Eat lots of garden fresh and lacto-fermented vegetables, grown naturally, with a regular but small portion of meat and some animal fat for seasoning and baking (avoid tub margarines and Crisco, which is laden with trans fats).  Learn to freeze and can if you have the time and space to do so, but keep tin canned food consumption to a minimum (tin can food is for the zombie Apocalypse). If you want some recipe ideas on fermented food, some of which you've never tried and are really missing out, visit my Canadian gal friend Kymber
 at Framboise Manor . She and her man know how to eat well, and you will leave their blog from home, content, smiling, and just a wee bit hungry.

Disappearing Appetizer - a HOTR favorite (meat and dairy free)
Use game, pasture raised meats and fresh caught fish when you can. Avoid shellfish that come from polluted waters (sorry, but they are just the little oil filters of the sea). Avoid "Blinky the Tuna" canned or frozen fish from China (seriously, I'd avoid any consumable product for man or dog from China)

Some of us get a 4 H cow every year which is raised with only the best feed and care and have it butchered.  It's great quality, minimally "doctored" beef, four times the quality for the price you'd pay for "Two Buck CHUCK" at Cosco. 

Smothered steak (mushroom gravy with horseradish cream and red wine)

If you can safely include alcohol and dairy in your lifestyle, drink raw, fermented or lacto-fermented beverages such as a little ale or mead with a meal (make your own) and some kefir every day.   This helps with digestion when eating grains and other carbs as well.  I'd never had Mead until Partner in Grime made some and Miss D. and Bayou Renaissance Man, as well, showed up with some as a housewarming. Wow. Good stuff, though it's been rumored that Miss D and I get silly and start telling Lucas Wiring jokes after a couple of glasses.

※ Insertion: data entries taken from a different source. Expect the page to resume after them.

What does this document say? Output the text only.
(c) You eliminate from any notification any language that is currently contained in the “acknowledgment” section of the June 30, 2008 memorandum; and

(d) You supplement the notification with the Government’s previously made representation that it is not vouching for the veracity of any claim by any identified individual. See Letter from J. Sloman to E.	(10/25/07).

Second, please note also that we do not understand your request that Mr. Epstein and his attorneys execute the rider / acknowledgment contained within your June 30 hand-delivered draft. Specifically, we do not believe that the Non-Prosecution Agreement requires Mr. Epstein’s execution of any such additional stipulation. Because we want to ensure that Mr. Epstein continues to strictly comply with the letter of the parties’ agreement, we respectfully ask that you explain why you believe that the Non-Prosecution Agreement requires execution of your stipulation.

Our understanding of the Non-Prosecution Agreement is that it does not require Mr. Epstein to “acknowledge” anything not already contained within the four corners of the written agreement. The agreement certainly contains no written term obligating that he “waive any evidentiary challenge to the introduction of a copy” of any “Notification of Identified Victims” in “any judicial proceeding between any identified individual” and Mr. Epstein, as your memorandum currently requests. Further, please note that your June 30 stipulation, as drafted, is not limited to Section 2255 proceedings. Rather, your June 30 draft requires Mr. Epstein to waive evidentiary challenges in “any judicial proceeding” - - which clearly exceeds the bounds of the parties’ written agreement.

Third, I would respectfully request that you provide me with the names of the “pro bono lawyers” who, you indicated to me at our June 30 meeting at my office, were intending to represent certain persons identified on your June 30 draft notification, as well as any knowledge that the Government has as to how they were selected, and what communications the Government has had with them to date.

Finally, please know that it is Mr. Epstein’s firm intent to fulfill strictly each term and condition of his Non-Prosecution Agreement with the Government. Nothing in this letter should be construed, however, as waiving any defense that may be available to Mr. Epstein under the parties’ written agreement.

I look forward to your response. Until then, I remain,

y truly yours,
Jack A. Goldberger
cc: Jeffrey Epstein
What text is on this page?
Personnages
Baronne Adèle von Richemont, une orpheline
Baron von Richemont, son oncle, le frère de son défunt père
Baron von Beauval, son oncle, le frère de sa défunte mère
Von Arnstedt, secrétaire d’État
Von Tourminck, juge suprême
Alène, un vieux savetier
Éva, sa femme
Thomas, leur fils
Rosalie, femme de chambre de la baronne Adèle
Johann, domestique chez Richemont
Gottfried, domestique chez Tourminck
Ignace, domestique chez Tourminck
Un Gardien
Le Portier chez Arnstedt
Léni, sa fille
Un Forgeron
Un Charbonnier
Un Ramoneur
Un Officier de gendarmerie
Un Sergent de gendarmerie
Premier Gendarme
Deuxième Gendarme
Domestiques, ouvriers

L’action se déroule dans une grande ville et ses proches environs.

Eat more whole, unprocessed grains, keeping your servings of white grain products to small portions of simple breads prepared at home. Discover homemade Sourdough bread. Sprouted grains are good if you have a sensitive stomach and some food allergies. Ezekial brand sprouted grain tortillas are usually found in my freezer, to be used for wraps for sandwich and salad fixings for a quick lunch I can pack.

Irish Brown Bread
Organic is often over hyped and priced. Buy from sources that use minimal "gunk" on their food, but buying produce, locally and fresh, and washing it thoroughly, can provide excellent produce at half the price of "shipped in from who knows where and you WILL pay for it" organic. Even better, grow your own.

Other than on splurge day, breakfast here is barley cereal or steel cut oats with berries and kefir, or eggs cooked with a piece or two of bacon and yogurt, with sourdough or whole wheat toast added when it's going to be many hours til lunch.  Lunch and dinner is a small portion of meat (about 15 % of daily diet,  more in winter) salad, grains or pasta,  steamed or roasted veggies, or soups and stews with salad and homemade bread.

Guinness Stew

I often, like my Mom, make up a condiment tray of cold regular and pickled vegetables and a few olives to munch on before dinner.  Dessert after dinners is usually just a slice of cheese and apple or pear.

I snack on fruit, Greek yogurt (non flavored with just a dab of homemade jam or honey added), venison jerky, roasted plain, cinnamon or cayenne almonds and an occasional piece of cheese with whole grain crackers.  I can't remember the last time I ate a candy bar, but I do keep some Tootsie Pops and Smartees in big beakers in my office (like the Mr. Squishy slushy drink, an on the job vice).  Fried foods, as well are a rare treat, be it pan fried walleye or beer battered onion rings.  Fortunately, I don't like french fries so that's easy  to cut back on (mashed potatoes and gravy though, that's its own food group). Popcorn popped in a brown paper bag with vanilla, some raw sugar and a tiny bit of olive oil and sea salt or salt and ancho chili seasoning  is excellent and will help you break the "chips" habit.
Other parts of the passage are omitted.